Elle avait voyagé rapidement, ne voulant pas faire attendre le destin.
Celui-ci avait déjà trop tardé à se mettre en place.
La créature qui avait été le Nemen Ast'yrithgarmania Loïa était fébrile.
L'effort serait important, mais ce n'était pas cela qui l'affectait.
Elle était en réalité excitée à l'idée de démontrer sa puissance, étourdie par la rage qui l'habitait désormais.

Kysall se retourna vers les montagnes.
Des centaines de créatures natives s'y amassaient, encore pour quelques heures à l'abri des regards des sentinelles.
Ast'yrithgarmania Loïa avait fait en sorte qu'elle sachent.
Il se délectait du massacre à venir.
Utrynia n'avait été qu'un test, Oriandre serait le début de son macabre chef d'œuvre.

Oriandre.
Pourquoi cette cité plutôt qu'une autre ?
Kysall avait eu un choix à faire.
Ainsi l'avait voulu ce monstre saturé d'effluves qui se jouait d'elle avec perversité, lui faisant payer le fait qu'elle aurait pu le sauver voilà des mois.
Kysall avait donc choisi, sans état d'âme.
Oriandre était parfaite pour être la première.

Parmi les créatures natives, Kysall aperçut des Arkoniens en grand nombre, ainsi que des Flavistes en même proportion.
Deux tisseurs observaient non loin de là, mais ils n'avaient pas encore décidé si leur peuple serait parmi les combattants.
D'autres créatures natives, bien plus puissantes, étaient en chemin dans les tréfonds de Syfaria.
L'offensive ne pouvait se faire sans elles.
Même si les Vortex étaient déjà là...

Une centaine d'entre eux, occupés à organiser les troupes pour le moment disparates.
Ils établissaient un campement, à peine à quelques kilomètres de la cité.
Kysall les avait rencontré deux jours avant.
Ils avaient accepté sa présence.

Grâce au roi Vortex.

Armaryen l'avait écouté.
Il avait compris les intentions purement dévastatrices d'Ast'yrithgarmania Loïa.
Armaryen était partagé.
Il se savait menacé par les rejetons, et s'opposer aux poussiéreux n'était pas la meilleure option, loin de là.
Mais les peuples natifs de Syfaria avait un tout autre point de vue.
Pour eux, les rejetons et le P'KhenS'sarkh n'étaient pas des ennemis.
Les Vortex n'avaient pu convaincre les autres natifs de ne pas attaquer.
Sans l'appui de l'ancien Nemen et de sa créature, les murailles d'Oriandre ne tomberaient point.
Avec lui, comme cela avait été démontré aux Flavistes à Utrynia, la prise de la cité devenait possible.
Et pour la majorité des peuples natifs de Syfaria, reprendre le contrôle de la surface après des millénaires d'exclusion était trop attirant.
La puissance des Nemens pouvait enfin être défaite.
Les cités qui entachaient leur monde pouvaient être rayées de la carte.
Ils avaient pris l'aide de Loïa comme un signe de la fin de la présence Nemen sur Syfaria.
Et pour cela, ils en seraient toujours reconnaissant au P'KhenS'sarkh.

Kysall frissonna.
Cette guerre devenait totalement incontrôlée.
Le P'khenS'sarkh avait déclenché une véritable spirale de destruction, que lui même ne pourrait plus arrêter.
L'Arpenteur avait parfaitement manœuvré.
Syfaria allait sombrer dans un indicible chaos...

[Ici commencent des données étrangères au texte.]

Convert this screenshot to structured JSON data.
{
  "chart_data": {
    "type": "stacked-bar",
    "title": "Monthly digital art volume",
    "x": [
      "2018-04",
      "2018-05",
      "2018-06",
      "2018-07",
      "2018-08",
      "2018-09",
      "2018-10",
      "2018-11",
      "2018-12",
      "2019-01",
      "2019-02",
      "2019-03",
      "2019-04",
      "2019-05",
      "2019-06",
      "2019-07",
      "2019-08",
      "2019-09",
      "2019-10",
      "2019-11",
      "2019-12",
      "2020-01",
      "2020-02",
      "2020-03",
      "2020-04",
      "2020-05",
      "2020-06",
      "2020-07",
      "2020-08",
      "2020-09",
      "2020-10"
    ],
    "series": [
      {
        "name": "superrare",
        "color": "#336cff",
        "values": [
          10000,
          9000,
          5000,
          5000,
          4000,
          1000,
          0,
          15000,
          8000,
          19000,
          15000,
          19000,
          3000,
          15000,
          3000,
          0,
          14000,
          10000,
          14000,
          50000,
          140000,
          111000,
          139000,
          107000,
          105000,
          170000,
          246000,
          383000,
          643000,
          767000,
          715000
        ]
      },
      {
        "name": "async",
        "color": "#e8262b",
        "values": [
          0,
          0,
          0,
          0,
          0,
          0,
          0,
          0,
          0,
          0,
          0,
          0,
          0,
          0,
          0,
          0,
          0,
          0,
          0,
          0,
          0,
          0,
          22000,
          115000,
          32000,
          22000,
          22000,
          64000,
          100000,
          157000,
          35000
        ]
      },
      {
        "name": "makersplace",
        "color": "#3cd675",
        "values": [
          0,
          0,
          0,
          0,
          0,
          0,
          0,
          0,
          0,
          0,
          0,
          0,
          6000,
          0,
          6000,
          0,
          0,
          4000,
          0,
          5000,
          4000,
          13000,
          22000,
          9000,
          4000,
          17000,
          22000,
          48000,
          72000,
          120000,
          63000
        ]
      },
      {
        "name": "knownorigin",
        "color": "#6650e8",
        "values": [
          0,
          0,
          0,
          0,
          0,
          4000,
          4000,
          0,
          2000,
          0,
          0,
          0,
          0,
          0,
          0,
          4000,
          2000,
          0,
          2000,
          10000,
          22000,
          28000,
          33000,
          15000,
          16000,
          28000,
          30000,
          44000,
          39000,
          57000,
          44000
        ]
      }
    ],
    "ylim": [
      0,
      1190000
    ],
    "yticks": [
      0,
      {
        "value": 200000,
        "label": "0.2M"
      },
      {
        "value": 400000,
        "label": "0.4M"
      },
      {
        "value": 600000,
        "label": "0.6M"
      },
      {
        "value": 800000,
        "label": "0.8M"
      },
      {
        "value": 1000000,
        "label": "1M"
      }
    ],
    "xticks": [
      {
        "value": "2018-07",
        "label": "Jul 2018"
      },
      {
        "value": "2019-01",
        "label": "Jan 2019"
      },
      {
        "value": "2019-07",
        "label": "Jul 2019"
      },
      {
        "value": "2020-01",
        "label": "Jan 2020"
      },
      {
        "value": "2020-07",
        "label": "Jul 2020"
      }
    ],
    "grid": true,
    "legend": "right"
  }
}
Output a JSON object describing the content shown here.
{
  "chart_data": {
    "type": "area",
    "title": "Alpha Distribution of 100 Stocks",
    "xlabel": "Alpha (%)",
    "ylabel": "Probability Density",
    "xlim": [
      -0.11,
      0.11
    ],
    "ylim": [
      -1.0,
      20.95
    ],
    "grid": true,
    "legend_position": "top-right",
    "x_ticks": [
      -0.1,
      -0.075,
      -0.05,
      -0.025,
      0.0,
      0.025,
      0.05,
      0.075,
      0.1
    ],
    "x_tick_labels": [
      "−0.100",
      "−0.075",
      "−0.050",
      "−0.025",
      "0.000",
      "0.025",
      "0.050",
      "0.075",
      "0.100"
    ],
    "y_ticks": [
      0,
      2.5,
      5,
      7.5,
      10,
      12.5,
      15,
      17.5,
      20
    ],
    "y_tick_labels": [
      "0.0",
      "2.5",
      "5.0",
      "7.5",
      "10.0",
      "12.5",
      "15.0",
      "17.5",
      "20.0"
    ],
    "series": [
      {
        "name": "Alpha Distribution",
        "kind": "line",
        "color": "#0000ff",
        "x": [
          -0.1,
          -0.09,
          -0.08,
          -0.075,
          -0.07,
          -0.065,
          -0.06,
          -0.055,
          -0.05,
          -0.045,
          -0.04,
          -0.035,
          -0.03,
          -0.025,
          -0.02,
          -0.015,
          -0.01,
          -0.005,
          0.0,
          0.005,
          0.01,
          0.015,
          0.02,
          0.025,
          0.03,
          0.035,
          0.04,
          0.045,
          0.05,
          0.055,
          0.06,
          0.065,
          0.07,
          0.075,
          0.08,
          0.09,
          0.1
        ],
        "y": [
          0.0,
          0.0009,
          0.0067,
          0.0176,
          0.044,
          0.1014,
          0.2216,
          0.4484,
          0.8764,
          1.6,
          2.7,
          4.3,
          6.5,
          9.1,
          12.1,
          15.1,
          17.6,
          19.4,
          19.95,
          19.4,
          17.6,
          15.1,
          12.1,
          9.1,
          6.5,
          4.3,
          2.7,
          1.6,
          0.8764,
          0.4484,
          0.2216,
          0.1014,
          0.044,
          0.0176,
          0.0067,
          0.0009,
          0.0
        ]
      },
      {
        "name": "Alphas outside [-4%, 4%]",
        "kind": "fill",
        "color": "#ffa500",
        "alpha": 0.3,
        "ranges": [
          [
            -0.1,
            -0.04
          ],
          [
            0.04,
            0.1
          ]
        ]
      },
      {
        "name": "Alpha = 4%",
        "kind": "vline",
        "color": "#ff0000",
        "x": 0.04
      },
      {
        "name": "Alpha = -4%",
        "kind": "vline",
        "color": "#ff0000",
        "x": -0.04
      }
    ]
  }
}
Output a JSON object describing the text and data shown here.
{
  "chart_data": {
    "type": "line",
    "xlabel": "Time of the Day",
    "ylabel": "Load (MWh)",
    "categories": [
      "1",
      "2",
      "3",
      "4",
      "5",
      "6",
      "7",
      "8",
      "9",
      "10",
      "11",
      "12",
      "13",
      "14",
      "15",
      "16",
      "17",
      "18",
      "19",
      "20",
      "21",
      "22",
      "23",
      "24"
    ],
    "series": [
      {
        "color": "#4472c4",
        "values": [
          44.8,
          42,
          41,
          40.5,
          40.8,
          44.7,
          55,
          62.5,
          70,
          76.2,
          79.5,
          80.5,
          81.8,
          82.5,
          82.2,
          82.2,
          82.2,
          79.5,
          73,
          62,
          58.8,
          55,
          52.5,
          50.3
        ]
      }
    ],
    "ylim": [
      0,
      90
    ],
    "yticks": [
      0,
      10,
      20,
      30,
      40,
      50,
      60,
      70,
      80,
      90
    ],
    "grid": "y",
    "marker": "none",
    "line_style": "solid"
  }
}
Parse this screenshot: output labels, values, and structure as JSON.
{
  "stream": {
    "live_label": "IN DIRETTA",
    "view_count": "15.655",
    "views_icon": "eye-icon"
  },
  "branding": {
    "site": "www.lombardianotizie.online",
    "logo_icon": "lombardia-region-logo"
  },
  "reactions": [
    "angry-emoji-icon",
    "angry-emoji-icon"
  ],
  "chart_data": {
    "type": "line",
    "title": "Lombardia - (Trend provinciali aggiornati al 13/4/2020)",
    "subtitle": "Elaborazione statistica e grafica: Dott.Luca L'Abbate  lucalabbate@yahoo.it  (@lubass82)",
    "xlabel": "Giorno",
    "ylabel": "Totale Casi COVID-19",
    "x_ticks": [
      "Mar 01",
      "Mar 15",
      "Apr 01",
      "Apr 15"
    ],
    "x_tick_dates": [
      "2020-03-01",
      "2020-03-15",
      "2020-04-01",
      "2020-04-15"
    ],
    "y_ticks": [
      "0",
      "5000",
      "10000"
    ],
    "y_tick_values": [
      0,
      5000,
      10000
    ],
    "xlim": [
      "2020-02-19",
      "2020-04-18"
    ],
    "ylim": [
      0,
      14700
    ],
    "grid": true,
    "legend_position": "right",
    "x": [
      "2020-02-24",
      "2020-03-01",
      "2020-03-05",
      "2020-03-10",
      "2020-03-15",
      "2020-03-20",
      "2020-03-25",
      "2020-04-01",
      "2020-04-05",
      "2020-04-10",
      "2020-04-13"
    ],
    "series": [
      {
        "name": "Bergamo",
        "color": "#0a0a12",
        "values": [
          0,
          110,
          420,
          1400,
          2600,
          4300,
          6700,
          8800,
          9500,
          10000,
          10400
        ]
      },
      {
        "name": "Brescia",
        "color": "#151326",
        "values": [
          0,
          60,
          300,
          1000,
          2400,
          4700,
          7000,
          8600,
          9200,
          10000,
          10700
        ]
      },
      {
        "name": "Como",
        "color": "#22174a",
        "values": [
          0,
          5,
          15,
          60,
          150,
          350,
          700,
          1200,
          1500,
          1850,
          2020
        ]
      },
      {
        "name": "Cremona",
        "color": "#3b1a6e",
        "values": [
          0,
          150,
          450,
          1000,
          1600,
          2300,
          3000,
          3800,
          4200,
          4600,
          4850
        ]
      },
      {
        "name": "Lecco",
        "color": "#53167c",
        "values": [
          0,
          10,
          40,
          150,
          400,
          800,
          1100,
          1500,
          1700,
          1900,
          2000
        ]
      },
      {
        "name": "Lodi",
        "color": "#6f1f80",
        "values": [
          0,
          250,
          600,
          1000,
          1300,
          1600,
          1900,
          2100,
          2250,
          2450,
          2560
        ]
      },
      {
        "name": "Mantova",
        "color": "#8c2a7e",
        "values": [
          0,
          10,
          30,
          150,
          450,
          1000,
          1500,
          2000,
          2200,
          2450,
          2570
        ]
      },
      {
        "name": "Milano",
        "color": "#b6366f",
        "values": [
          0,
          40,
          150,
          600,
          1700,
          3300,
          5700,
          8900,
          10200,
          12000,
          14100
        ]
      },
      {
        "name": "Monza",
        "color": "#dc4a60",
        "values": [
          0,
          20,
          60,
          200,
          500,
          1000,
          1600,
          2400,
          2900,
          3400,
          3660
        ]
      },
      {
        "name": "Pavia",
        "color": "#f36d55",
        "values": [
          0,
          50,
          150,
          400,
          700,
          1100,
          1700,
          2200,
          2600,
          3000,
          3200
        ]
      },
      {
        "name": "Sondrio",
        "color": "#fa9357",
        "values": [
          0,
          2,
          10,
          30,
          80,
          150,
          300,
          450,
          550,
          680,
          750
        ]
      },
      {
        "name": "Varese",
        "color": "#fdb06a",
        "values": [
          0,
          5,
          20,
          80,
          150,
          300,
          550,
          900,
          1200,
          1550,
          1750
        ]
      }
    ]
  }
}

Pourtant, il restait de l'espoir.
En voyant Armaryen monter vers elle, elle l'observa avec attention.
Sa puissance était indéniable, mais elle avait du mal à comprendre la notion de pur honneur qui dictait ses actes.



Malgré les risques, le roi vortex avait joint ses forces à l'armée qui se préparait à déferler sur les poussiéreux.
Les rejetons ne s'en mêleraient pas.
Ses guerriers étaient peut être plus en sécurité ici que partout ailleurs à la surface.
Mais ce n'était pas pour cela qu'Armaryen était venu.
Il était parvenu à un accord avec les autres peuples natifs.
Il allait proposer aux poussiéreux de partir.
Leur laisser du temps pour évacuer.

La cité devait être tuée.
Pas forcément ses habitants.
Sa présence était une offense et une douleur.
Eux n'avaient pas à souffrir.

Kysall et Armayen plongèrent leurs regards vers Oriandre.
Elle ne savait pas comment le vortex allait s'y prendre.
Mais elle connaissait les poussiéreux, et elle avait peur de leur réponse...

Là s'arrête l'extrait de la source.